Pa. Supreme Court Orders Election Official to Set Aside Flawed Mail-In Ballots
HARRISBURG, Pa. — The Pennsylvania Supreme Court on Tuesday ordered state election officials to “refrain” from counting absentee and mail-in ballots ahead of next week’s midterms that were sent back in either undated or incorrectly dated envelopes.
In a tweet after the ruling was announced, Republican National Committee chairwoman Ronna McDaniel declared it a “massive” win for her party and “election integrity.”
“The Pennsylvania Supreme Court agrees with us that incorrectly or undated mail ballots can not be counted in next week’s elections,” she continued. “Republicans went to court. Now Democrats have to follow the law.”
But the court’s ruling was not so cut and dried. A Pennsylvania law, adopted in 2019, requires voters to sign and date the outer envelope when mailing in a ballot.
However, the law has been challenged on the grounds that making the envelope dates mandatory under state law would violate provisions of the U.S. Civil Rights Act of 1964, which states that immaterial errors or omissions should not be used to prevent voting.
The RNC and other state and local GOP entities brought their lawsuit to ensure the state law remained intact.
A definitive ruling on the case was made more difficult in late September, when Pennsylvania’s chief justice, Max Baer, died unexpectedly at his home, just two months shy of his planned December retirement.
In his absence, the remaining state Supreme Court justices deadlocked 3-3 on whether the date requirement violated federal law, meaning the provision stands.
In its two-page ruling, the court directed county boards of elections to “segregate and preserve” those ballots.
A spokeswoman for Democratic Gov.
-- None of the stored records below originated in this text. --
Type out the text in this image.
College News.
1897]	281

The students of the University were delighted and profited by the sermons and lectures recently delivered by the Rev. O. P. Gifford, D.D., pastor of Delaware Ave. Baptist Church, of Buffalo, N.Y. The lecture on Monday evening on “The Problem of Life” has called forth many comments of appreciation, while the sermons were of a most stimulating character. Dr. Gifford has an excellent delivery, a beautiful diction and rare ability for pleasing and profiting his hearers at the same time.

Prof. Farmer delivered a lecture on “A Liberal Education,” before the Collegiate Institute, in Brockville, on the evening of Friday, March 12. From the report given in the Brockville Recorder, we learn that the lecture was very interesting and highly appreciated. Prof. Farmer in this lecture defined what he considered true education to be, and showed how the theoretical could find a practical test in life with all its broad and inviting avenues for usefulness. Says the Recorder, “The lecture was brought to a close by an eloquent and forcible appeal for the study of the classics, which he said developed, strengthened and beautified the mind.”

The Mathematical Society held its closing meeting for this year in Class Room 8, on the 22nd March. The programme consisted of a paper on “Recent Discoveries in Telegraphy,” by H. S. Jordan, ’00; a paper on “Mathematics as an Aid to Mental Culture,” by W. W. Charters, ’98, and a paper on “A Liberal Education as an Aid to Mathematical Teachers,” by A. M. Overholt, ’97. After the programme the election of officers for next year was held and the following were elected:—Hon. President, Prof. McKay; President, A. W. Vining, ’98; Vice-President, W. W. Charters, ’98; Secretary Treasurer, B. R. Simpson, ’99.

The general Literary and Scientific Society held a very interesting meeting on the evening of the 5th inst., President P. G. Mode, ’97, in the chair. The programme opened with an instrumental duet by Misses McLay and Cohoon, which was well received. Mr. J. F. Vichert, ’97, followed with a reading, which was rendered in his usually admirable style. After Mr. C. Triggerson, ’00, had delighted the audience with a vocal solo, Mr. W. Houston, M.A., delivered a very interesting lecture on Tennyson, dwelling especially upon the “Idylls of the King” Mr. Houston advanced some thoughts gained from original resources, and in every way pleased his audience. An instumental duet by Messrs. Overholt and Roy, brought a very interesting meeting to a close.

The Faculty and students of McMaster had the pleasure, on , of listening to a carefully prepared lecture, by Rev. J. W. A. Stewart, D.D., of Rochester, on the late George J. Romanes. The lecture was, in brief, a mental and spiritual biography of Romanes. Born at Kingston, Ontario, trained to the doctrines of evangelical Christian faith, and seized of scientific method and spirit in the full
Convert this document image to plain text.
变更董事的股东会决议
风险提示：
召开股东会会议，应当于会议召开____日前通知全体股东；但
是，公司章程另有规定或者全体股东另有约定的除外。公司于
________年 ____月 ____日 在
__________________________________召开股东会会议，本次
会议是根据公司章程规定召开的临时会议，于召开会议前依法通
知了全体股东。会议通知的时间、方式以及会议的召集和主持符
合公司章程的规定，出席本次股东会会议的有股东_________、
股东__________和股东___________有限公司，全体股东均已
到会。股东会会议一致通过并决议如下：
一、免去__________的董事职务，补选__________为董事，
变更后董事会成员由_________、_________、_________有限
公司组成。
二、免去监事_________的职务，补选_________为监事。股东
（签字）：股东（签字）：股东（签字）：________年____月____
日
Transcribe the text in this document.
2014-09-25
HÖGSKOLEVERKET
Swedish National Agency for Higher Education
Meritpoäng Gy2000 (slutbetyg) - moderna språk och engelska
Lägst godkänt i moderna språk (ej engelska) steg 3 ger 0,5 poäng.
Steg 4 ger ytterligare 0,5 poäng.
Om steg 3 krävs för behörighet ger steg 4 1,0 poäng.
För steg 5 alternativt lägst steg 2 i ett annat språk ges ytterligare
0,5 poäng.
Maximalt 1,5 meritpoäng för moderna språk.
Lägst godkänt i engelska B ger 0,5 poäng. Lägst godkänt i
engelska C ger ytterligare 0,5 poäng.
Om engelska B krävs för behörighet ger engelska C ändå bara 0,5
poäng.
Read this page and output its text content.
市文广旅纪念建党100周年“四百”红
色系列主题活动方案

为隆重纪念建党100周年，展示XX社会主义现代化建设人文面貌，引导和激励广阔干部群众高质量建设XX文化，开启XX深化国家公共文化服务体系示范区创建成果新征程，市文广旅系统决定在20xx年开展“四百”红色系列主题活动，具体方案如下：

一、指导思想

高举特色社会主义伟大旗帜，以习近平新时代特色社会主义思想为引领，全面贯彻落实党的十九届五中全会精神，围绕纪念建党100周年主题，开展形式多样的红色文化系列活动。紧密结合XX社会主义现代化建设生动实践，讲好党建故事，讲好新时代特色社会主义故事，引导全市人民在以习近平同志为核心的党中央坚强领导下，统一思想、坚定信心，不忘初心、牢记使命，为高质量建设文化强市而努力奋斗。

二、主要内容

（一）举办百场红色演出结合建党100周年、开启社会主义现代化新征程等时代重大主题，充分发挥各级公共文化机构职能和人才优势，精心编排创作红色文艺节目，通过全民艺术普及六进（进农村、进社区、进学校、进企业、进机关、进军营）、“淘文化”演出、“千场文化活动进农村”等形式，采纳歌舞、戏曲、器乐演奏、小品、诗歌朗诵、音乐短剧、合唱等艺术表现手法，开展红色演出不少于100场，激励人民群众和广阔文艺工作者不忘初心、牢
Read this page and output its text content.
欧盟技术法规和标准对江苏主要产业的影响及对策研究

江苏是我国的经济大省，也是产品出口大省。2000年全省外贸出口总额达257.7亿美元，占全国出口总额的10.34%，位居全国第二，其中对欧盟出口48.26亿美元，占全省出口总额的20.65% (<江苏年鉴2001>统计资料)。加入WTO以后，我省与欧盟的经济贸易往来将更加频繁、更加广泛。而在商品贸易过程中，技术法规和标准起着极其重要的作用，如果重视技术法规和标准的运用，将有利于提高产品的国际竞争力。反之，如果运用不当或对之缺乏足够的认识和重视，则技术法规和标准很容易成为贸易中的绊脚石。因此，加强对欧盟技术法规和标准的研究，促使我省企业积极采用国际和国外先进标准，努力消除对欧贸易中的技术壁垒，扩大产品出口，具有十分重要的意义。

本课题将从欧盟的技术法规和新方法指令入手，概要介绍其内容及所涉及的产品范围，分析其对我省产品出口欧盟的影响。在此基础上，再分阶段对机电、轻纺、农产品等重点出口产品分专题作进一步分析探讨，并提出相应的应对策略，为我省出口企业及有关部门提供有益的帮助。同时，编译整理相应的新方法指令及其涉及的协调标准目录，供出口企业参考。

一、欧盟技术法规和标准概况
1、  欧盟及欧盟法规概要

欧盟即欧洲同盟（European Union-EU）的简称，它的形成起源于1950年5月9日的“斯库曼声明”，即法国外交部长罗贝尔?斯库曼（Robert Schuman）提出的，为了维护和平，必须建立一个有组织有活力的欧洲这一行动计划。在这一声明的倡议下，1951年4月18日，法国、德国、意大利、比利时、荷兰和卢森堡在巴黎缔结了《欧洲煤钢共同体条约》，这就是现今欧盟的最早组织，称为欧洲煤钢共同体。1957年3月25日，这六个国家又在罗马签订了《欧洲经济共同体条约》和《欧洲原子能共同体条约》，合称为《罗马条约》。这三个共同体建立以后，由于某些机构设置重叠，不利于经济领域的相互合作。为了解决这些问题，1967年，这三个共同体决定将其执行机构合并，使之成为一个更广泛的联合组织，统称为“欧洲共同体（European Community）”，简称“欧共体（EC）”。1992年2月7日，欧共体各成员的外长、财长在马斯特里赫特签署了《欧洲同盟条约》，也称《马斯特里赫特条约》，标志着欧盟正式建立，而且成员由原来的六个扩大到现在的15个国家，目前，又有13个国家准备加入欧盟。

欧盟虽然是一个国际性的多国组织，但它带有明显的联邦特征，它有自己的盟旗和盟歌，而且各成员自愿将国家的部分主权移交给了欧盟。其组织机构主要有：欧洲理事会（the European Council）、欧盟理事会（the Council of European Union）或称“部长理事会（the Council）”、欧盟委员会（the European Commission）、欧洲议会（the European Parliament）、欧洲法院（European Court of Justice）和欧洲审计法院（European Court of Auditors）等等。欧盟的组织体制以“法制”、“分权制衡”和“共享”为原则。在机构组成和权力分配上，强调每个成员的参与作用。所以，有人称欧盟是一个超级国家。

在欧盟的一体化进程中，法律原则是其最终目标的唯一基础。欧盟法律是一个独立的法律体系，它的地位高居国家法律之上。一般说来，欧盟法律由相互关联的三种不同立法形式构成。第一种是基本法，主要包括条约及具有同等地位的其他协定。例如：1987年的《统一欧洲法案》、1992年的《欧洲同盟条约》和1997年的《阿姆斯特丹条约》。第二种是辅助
Tom Wolf said the decision was under review but showed it was important “that voters should carefully follow all instructions on the ballot and double check before sending.”
Pennsylvania counties have reported receiving more than 850,000 completed mail-in ballots from the approximately 1.4 million that voters have requested this year.
About 70% of requests have come from Democrats and about 20% from Republicans.
Election officials have said the total number of the undated or misdated envelope ballots is likely to be small but could be enough to determine the winner of a close race.